Их отношения уже совершенно нельзя было назвать отношениями учительницы и ученицы. Две закадычные, объёдинённые духовной привязанностью подруги — они уже и дня друг без друга не мыслили. И если не гуляли по улицам родного города, который теперь Шуре казался очень милым и светлым, то встречались, ведя оживлённые беседы или даже читая друг другу отрывки из любимых романов, дома у Майи, потому что там было просторно, радостно, и сами стены и все предметы, источали, казалось, жизненную энергию Майи.

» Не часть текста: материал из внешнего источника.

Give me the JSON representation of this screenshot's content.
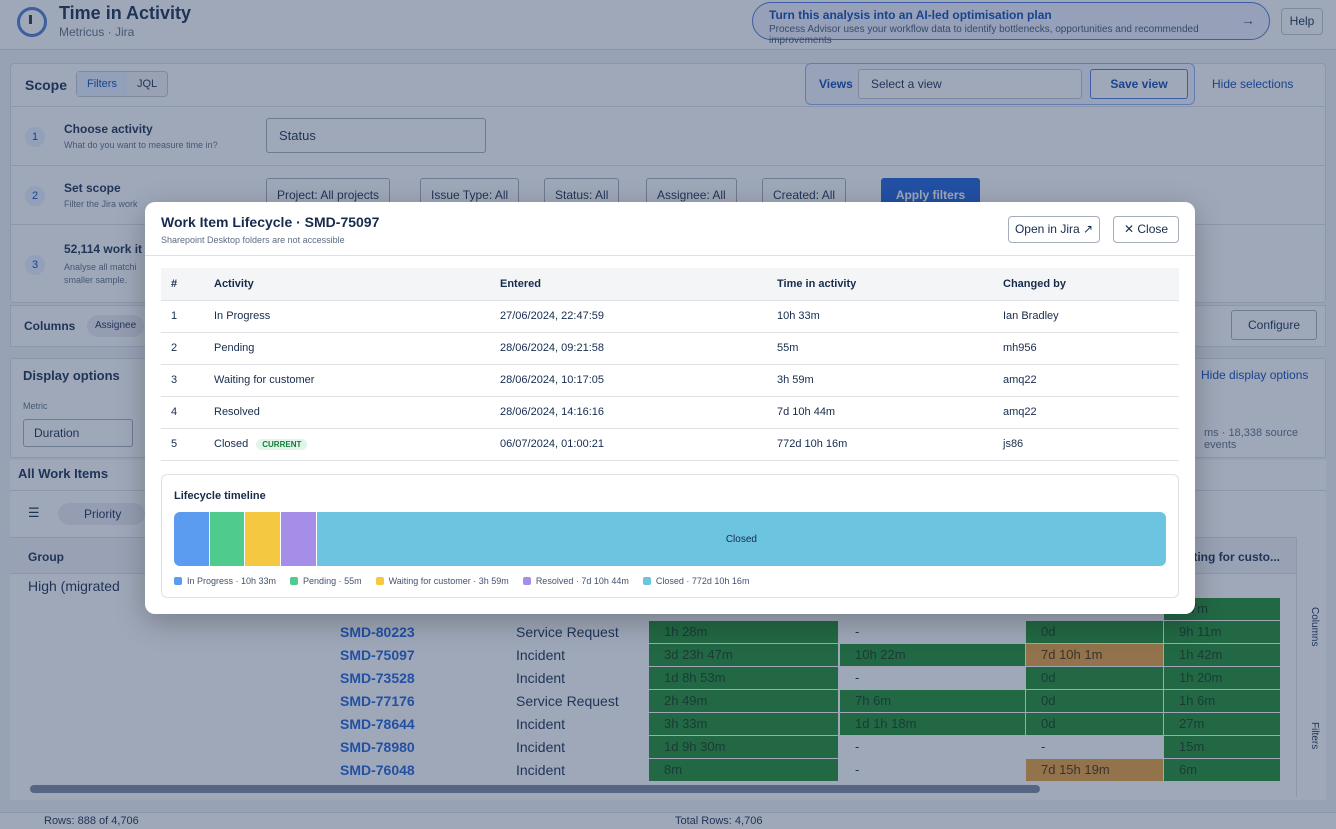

И Шура искренне верила, что то ненавистное существование в мазанке, когда один невыразительный, лишённый творчества и любви день, перетекает в другой, такой же ненужный день — что это существование уже навсегда ушло, и никогда к ней больше не прикоснётся. А впереди, с каждым днём, всё светлее, всё радостнее будет жить.

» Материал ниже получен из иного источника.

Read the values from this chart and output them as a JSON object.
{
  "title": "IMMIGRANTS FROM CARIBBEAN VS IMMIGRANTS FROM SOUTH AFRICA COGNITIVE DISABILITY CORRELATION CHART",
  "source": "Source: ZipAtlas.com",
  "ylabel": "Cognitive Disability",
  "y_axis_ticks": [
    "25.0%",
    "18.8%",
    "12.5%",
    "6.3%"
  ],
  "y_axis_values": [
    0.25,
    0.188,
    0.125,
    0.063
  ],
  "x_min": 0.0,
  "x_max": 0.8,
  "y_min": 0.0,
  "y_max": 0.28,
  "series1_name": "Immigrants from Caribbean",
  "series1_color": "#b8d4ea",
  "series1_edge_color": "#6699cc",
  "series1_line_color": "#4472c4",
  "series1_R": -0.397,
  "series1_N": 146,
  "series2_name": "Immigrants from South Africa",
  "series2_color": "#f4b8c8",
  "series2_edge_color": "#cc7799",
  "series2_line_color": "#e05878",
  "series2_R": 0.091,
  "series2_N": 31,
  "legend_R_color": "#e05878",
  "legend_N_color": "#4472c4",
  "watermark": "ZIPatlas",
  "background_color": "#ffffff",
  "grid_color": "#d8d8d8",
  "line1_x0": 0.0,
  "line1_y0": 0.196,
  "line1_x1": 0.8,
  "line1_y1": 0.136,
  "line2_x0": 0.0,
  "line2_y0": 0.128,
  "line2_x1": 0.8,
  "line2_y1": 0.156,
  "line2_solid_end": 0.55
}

А война… До лета 1942 года эта война казалось чем-то таким отдалённым, хоть и мерзким; но ни Шура, ни Майя не верили, что родной их город вдруг окажется захваченным этими врагами, о которых говорилось столько страшного.
Но вот июль 42 — немцы пошли в стремительное наступление на этом фронте, и оккупация вдруг стала реальностью. Жители, в том числе и Майя, спешно начали готовиться к эвакуации. Но не могла со своей любимой подругой поехать Шура; не могла бросить свою мать.

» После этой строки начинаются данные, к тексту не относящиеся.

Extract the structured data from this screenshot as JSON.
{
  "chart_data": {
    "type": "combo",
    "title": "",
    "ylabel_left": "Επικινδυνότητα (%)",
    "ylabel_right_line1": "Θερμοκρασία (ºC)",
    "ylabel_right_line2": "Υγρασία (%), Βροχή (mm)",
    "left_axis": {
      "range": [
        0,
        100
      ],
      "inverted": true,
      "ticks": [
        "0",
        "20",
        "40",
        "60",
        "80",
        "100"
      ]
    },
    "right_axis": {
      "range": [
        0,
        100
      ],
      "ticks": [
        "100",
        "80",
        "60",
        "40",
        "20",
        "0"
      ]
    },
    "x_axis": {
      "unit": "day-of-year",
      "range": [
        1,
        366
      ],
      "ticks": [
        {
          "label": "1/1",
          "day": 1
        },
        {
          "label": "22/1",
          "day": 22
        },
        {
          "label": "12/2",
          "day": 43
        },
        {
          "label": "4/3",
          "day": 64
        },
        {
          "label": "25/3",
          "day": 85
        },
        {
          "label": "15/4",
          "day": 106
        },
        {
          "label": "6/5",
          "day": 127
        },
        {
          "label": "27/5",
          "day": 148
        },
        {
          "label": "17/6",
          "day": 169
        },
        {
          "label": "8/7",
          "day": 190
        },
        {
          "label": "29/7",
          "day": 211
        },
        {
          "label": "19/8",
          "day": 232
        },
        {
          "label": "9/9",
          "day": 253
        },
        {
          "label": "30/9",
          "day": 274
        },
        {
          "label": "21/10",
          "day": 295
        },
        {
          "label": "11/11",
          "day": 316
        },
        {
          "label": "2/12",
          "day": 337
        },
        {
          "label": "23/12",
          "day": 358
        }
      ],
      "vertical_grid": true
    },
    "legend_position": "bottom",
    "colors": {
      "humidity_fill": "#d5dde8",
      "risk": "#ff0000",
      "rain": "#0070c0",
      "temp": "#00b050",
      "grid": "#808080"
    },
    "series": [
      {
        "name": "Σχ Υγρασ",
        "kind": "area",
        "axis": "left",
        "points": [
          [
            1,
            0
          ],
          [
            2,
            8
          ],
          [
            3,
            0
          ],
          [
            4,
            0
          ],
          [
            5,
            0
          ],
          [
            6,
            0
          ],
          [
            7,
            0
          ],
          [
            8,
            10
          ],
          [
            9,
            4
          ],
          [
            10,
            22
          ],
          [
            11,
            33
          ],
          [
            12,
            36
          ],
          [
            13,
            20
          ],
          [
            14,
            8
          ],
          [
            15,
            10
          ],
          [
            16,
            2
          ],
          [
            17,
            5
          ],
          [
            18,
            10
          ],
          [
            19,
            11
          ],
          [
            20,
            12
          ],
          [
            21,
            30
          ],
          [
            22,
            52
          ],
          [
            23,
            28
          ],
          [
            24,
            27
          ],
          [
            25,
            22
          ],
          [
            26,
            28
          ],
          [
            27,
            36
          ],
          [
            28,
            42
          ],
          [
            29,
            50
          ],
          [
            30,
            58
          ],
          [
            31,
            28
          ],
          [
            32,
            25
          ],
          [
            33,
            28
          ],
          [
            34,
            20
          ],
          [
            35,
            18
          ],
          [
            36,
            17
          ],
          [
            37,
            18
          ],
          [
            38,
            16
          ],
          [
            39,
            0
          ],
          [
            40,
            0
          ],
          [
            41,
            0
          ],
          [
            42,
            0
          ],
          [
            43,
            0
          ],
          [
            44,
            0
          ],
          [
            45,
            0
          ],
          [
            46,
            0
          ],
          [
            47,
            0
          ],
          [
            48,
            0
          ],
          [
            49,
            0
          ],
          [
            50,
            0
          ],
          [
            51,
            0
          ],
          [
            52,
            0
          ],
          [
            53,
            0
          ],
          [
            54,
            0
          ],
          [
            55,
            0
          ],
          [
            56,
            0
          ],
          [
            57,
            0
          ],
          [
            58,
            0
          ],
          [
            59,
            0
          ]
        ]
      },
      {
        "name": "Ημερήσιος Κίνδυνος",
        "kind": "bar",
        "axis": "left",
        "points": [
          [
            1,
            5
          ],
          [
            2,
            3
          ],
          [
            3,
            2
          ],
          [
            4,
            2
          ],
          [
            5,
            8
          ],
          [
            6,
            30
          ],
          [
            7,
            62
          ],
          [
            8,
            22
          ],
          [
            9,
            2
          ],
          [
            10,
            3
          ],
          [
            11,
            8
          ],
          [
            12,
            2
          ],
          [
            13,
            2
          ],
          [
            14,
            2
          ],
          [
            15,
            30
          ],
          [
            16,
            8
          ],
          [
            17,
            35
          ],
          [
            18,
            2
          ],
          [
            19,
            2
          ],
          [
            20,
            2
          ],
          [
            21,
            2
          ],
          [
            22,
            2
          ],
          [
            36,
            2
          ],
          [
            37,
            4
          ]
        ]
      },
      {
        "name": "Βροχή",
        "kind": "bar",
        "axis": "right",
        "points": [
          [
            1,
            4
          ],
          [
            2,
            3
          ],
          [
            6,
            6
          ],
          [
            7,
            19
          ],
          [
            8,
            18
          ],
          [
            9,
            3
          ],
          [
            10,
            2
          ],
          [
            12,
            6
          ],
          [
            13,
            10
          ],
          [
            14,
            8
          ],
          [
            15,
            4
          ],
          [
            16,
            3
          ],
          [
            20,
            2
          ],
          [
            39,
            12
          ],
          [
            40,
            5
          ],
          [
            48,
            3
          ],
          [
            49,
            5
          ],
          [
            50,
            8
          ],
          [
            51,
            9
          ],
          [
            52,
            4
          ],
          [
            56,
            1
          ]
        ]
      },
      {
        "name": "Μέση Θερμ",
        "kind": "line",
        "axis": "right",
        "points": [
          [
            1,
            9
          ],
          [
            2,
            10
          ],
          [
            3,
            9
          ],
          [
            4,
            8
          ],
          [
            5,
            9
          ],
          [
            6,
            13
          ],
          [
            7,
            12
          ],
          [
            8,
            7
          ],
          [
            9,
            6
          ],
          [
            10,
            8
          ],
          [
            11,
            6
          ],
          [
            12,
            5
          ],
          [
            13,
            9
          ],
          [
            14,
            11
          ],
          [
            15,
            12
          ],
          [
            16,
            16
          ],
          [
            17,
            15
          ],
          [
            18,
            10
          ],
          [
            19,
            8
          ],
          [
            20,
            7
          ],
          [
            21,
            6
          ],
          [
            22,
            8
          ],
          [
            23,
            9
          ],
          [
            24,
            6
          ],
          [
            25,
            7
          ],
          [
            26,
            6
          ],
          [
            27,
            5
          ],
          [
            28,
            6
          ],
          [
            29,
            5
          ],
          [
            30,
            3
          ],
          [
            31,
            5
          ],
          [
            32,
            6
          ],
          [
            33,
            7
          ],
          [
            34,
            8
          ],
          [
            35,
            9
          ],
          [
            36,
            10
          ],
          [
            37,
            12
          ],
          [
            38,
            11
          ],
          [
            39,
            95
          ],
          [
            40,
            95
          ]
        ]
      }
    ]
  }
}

Дубровина только прибежала к ней прощаться, и, увидев Майю, которая, при участии своей матери (а отец их умер ещё задолго до войны), занималась погрузкой домашнего скарба на телегу, со свойственной ей неистощимой энергией — увидев это, Шура разрыдалась, и бросилась, заливаясь слезами, на шею своей подруги. И шептала, всхлипывая, Шура:
— Майя, Майенька, да что же это? Ведь ты вернёшься?
— Шура, обязательно вернусь. Ведь не век же будут фрицы окаянные в нашем городе стоять. Наша Красная Армия вернётся. И с ней вернусь. Верь в это.
Но Майе Пегливановой довелось вернуться в Краснодон гораздо раньше Красной армии.
Пегливановы выехали из Краснодона 17 июля — за три дня до вторжения в город фашистских захватчиков. Ехали на подводе вместе с их соседями: сыном и отцом, и иногда, чтобы дать отдохнуть притомившимся на солнцепёке лошадкам, слезали с подводы, и шли рядом.
Несмотря на то, что некое всеобъемлющее, величественное и вместе с тем грозное и тёмное, подобное предчувствию смерти, чувство не оставляло Майю — она казалась весёлой, и, как и всегда — очень оживлённой. Вновь и вновь утешала она свою расстроенную мать: говорила ей, что наши войска обязательно вернуться, и освободят родной город.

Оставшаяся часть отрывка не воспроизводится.